Hello Cloud Gurus,
Very strange issue and hope you will have a good solution for this issue. I think it might be solution from CloudFront side and is not necessary to edit any code in web server.
So here is the scenario:
Every time I am deploying cloudfront in AWS for a dynamic website it gives me some problem.
For example if cloudfront is deployed for domain example.com and web server is in ec2 based on apache, everytime I make get request from browser to example.com it returns me ec2 server hostname like: ec2-18-125-214-123.us-east-2.compute.amazonaws.com or something like this. As you know it is ec2's default DNS address given from AWS.
How can I fix this without making editing in Apache? (Without Set domain name manually in a code. Configuration in Apache looking for servers host address itself). Cloudfront is configured to redirect http to https and everything other is default. Only using certificate generated from aws cert manager for this domain.
Today I set URL manually in Apache like https://example.com and it fixed but it is often that site developer has own site engine and do not want to change anything and site host are dynamic for them.

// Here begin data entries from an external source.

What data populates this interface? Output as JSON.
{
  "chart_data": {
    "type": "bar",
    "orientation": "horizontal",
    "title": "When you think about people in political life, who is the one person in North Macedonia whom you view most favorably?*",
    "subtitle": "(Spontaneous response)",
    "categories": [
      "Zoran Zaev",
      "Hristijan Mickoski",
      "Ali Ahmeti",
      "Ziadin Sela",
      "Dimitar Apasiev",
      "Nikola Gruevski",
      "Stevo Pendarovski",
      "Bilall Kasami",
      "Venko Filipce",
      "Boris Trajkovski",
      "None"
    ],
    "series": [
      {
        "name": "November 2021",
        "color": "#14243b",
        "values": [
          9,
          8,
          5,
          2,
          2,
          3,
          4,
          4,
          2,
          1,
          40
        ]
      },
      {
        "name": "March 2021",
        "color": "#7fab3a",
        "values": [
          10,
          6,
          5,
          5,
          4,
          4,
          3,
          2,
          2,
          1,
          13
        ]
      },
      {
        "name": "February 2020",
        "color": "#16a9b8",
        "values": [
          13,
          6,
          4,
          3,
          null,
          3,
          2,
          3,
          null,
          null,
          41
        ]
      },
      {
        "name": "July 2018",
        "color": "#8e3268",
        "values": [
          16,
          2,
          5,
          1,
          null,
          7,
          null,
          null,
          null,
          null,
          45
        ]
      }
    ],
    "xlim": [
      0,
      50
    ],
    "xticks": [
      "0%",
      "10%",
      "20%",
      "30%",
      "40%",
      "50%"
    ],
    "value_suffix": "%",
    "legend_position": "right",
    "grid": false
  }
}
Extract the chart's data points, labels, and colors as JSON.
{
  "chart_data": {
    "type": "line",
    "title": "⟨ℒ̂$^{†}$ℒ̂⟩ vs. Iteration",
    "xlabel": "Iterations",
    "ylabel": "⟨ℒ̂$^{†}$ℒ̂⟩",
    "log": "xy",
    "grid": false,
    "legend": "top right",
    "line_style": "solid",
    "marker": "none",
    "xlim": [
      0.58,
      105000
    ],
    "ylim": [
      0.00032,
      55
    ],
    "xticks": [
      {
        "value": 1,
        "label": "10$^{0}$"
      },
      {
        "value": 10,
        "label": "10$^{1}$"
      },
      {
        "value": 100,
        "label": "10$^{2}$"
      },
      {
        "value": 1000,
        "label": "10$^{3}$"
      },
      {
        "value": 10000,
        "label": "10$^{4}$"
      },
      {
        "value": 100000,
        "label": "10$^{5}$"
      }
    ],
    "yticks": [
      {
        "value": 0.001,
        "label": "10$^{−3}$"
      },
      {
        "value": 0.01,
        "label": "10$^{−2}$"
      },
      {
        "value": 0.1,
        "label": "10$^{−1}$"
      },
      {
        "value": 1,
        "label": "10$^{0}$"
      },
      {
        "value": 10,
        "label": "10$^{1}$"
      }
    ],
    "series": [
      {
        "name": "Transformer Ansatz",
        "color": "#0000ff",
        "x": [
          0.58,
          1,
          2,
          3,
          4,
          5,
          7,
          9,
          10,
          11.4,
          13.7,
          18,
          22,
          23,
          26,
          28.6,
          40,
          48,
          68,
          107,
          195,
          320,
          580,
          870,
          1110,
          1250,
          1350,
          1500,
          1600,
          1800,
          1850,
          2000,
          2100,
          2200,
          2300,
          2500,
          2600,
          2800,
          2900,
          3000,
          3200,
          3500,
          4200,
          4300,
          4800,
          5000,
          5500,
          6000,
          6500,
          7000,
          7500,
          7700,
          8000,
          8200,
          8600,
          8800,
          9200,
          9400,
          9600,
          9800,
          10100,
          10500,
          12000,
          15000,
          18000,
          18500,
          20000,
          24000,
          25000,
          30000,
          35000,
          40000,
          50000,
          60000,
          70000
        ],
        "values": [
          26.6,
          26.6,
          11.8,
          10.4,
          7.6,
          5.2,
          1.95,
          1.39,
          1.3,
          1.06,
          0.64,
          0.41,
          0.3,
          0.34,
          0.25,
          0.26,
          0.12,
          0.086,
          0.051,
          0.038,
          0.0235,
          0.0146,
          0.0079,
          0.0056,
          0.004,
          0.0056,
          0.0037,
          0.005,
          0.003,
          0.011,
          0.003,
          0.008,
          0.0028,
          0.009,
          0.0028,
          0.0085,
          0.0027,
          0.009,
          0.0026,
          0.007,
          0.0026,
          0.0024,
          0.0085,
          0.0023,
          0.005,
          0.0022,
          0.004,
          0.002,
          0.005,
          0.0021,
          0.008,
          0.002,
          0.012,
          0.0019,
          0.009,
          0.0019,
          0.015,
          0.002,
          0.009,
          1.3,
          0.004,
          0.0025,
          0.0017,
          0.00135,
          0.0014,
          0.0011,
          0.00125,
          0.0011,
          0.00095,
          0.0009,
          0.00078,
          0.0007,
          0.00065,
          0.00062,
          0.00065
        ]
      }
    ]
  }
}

Then comes a mixed content and I am getting a cloudfront problem even it changes me web address in the browser (when I am going web site's different pages and it returns me such kind of link >ec2-18-125-214-123.us-east-2.compute.amazonaws.com/contact < for example), or even website is loading not with fully safe certificate and browser (F12 - Console) shows me "Mixed Content"
How should I fix this at cloudfront side?
P.S.
Here are shown my CloudFront configuration when I have this upper problem:
Origin Domain Name: ec2-18-125-214-123.us-east-2.compute.amazonaws.com
Origin Path: Is Default (Empty)
Origin ID: I tried to make even "ec2-18-125-214-123.us-east-2.compute.amazonaws.com" or even domain name like "example.com"
Minimum Origin SSL Protocol: Default
Origin Protocol Policy: Default
Origin Response Timeout: Default
Origin Keep-alive Timeout: Default
HTTP Port: Default
HTTPS Port: Default
Origin Custom Headers: Default
Path Pattern: Default (*)
Origin or Origin Group: It depend what I will chose "ec2-18-125-214-123.us-east-2.compute.amazonaws.com" or even domain name like "example.com"
Viewer Protocol Policy: Redirect HTTP to HTTPS
Allowed HTTP Methods: Default (GET, HEAD)
Cached HTTP Methods: Default
Cache Based on Selected Request Headers: Default (I also tried "Whitelist Headers" For "HOST")
Object Caching: Use Origin Cache Headers
Minimum TTL: Default
Maximum TTL: Default
Default TTL: Default
Forward Cookies: Default
Query String Forwarding and Caching: Default
Smooth Streaming: Default
Restrict Viewer Access (Use Signed URLs or Signed Cookies): Default (NO)
Compress Objects Automatically: Default (NO)
Lambda Function Associations: Default
1 Answers
Hi Guram,
I'm going to guess that you're not using a custom SSL cert and instead the default CloudFront default certificate. If you want to use your own custom domain name, you'll need to create an SSL cert that is tied to that domain. (example.com as you say). You can do this very easily using AWS Certificate Manager and it integrates well with CloudFront. You do need to prove you own the custom domain name though and there are several automated ways Certificate Manager can do this.
When setting up your CloudFront disto, you would select your custom SSL cert created in ACM. You then have the option of using a static IP or using SNI. SNI is the easiest and way cheaper than a static IP so I'd use that if you don't NEED a static IP.
This should allow CloudFront to serve up your content via your own custom domain without having to manually change via redirects.
--Scott
HI Scott, Thank you for your answer. But I am not using default SSL, I am using SSL for my own domain generated in AWS Cert Managar.